Un exercice de catastrophe a testé, en temps réel, la mise en place d’un pont aérien massif entre la Guyane, les Antilles et l’Hexagone. Ewag a suivi de l’intérieur ce dispositif hors normes.

Texte Mathieu Rached – Photo Mathieu Delmer

L’organisation d’un exercice grandeur nature

“Pour rappel, le rendez-vous est fixé à l’aéroport Aimé Césaire à 15 h devant les comptoirs d’enregistrement d’Air Caraïbes”. En ce lundi de pentecôte, à l’heure dite, 130 personnes sont là, toutes en tenue d’intervention : médecins urgentistes, infirmiers, infirmiers anesthésistes, secouristes, brancardiers, ambulanciers, cadres de santé, assistant de régulation médicale, chefs du Samu, sapeurs-pompiers, conseillers de la zone défense Antilles, ARS… C’est l’équipe Bravo, à peu près la moitié de Martinique et de Guadeloupe, l’autre moitié d’Hexagone, tout juste arrivés de Paris, Menton, Besançon, etc.

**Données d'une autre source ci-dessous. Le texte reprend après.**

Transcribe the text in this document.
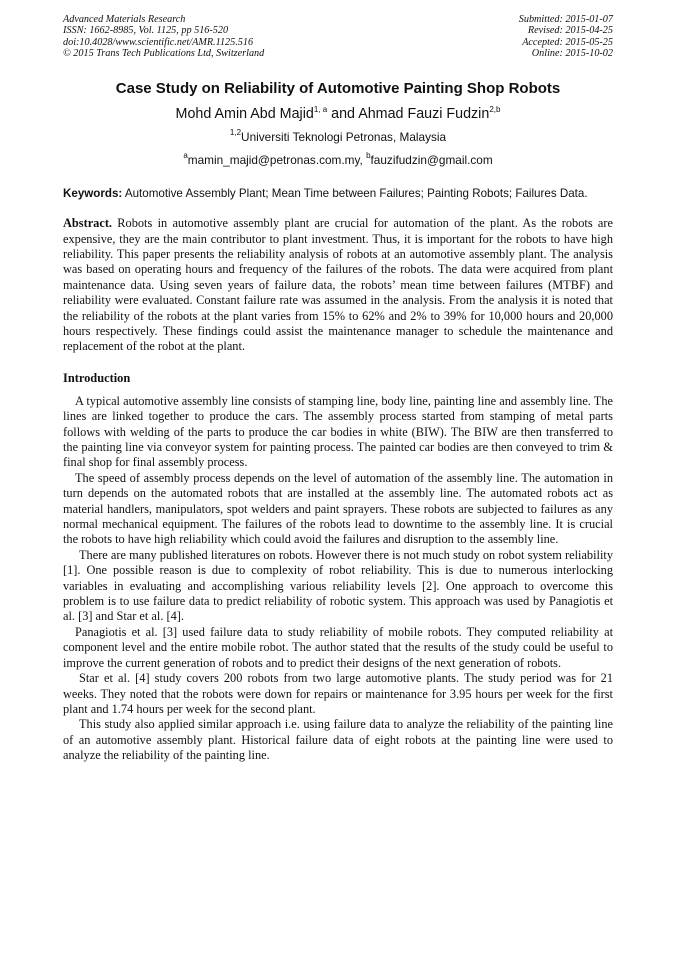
Advanced Materials Research
ISSN: 1662-8985, Vol. 1125, pp 516-520
doi:10.4028/www.scientific.net/AMR.1125.516
© 2015 Trans Tech Publications Ltd, Switzerland
Submitted: 2015-01-07
Revised: 2015-04-25
Accepted: 2015-05-25
Online: 2015-10-02
Case Study on Reliability of Automotive Painting Shop Robots
Mohd Amin Abd Majid$^{1, a}$ and Ahmad Fauzi Fudzin$^{2,b}$
$^{1,2}$Universiti Teknologi Petronas, Malaysia
$^a$mamin_majid@petronas.com.my, $^b$fauzifudzin@gmail.com
Keywords: Automotive Assembly Plant; Mean Time between Failures; Painting Robots; Failures Data.
Abstract. Robots in automotive assembly plant are crucial for automation of the plant. As the robots are expensive, they are the main contributor to plant investment. Thus, it is important for the robots to have high reliability. This paper presents the reliability analysis of robots at an automotive assembly plant. The analysis was based on operating hours and frequency of the failures of the robots. The data were acquired from plant maintenance data. Using seven years of failure data, the robots’ mean time between failures (MTBF) and reliability were evaluated. Constant failure rate was assumed in the analysis. From the analysis it is noted that the reliability of the robots at the plant varies from 15% to 62% and 2% to 39% for 10,000 hours and 20,000 hours respectively. These findings could assist the maintenance manager to schedule the maintenance and replacement of the robot at the plant.
Introduction

A typical automotive assembly line consists of stamping line, body line, painting line and assembly line. The lines are linked together to produce the cars. The assembly process started from stamping of metal parts follows with welding of the parts to produce the car bodies in white (BIW). The BIW are then transferred to the painting line via conveyor system for painting process. The painted car bodies are then conveyed to trim & final shop for final assembly process.

The speed of assembly process depends on the level of automation of the assembly line. The automation in turn depends on the automated robots that are installed at the assembly line. The automated robots act as material handlers, manipulators, spot welders and paint sprayers. These robots are subjected to failures as any normal mechanical equipment. The failures of the robots lead to downtime to the assembly line. It is crucial the robots to have high reliability which could avoid the failures and disruption to the assembly line.

There are many published literatures on robots. However there is not much study on robot system reliability [1]. One possible reason is due to complexity of robot reliability. This is due to numerous interlocking variables in evaluating and accomplishing various reliability levels [2]. One approach to overcome this problem is to use failure data to predict reliability of robotic system. This approach was used by Panagiotis et al. [3] and Star et al. [4].

Panagiotis et al. [3] used failure data to study reliability of mobile robots. They computed reliability at component level and the entire mobile robot. The author stated that the results of the study could be useful to improve the current generation of robots and to predict their designs of the next generation of robots.

Star et al. [4] study covers 200 robots from two large automotive plants. The study period was for 21 weeks. They noted that the robots were down for repairs or maintenance for 3.95 hours per week for the first plant and 1.74 hours per week for the second plant.

This study also applied similar approach i.e. using failure data to analyze the reliability of the painting line of an automotive assembly plant. Historical failure data of eight robots at the painting line were used to analyze the reliability of the painting line.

Direction la Guyane qui subit depuis plusieurs jours une cyberattaque de deux centres hospitaliers (Cayenne et Kourou), et où, impitoyable loi des séries, une explosion vient d’avoir lieu au Centre Spatial Guyanais. Concrètement, les hôpitaux sont passés en mode dégradé, privés de leurs outils et données pour identifier les patients, obtenir des résultats d’examen, s’assurer du fonctionnement de l’ensemble de services. L’accident à Kourou va, lui, ajouter une crise à la crise, avec un afflux de blessés et de grands brûlés. Bref, c’est grave. Une cellule de crise a été mise en place remontant jusqu’au ministère de la Santé, et des renforts régionaux et nationaux ont été appelés afin de mettre en place des évacuations sanitaires (Evasan).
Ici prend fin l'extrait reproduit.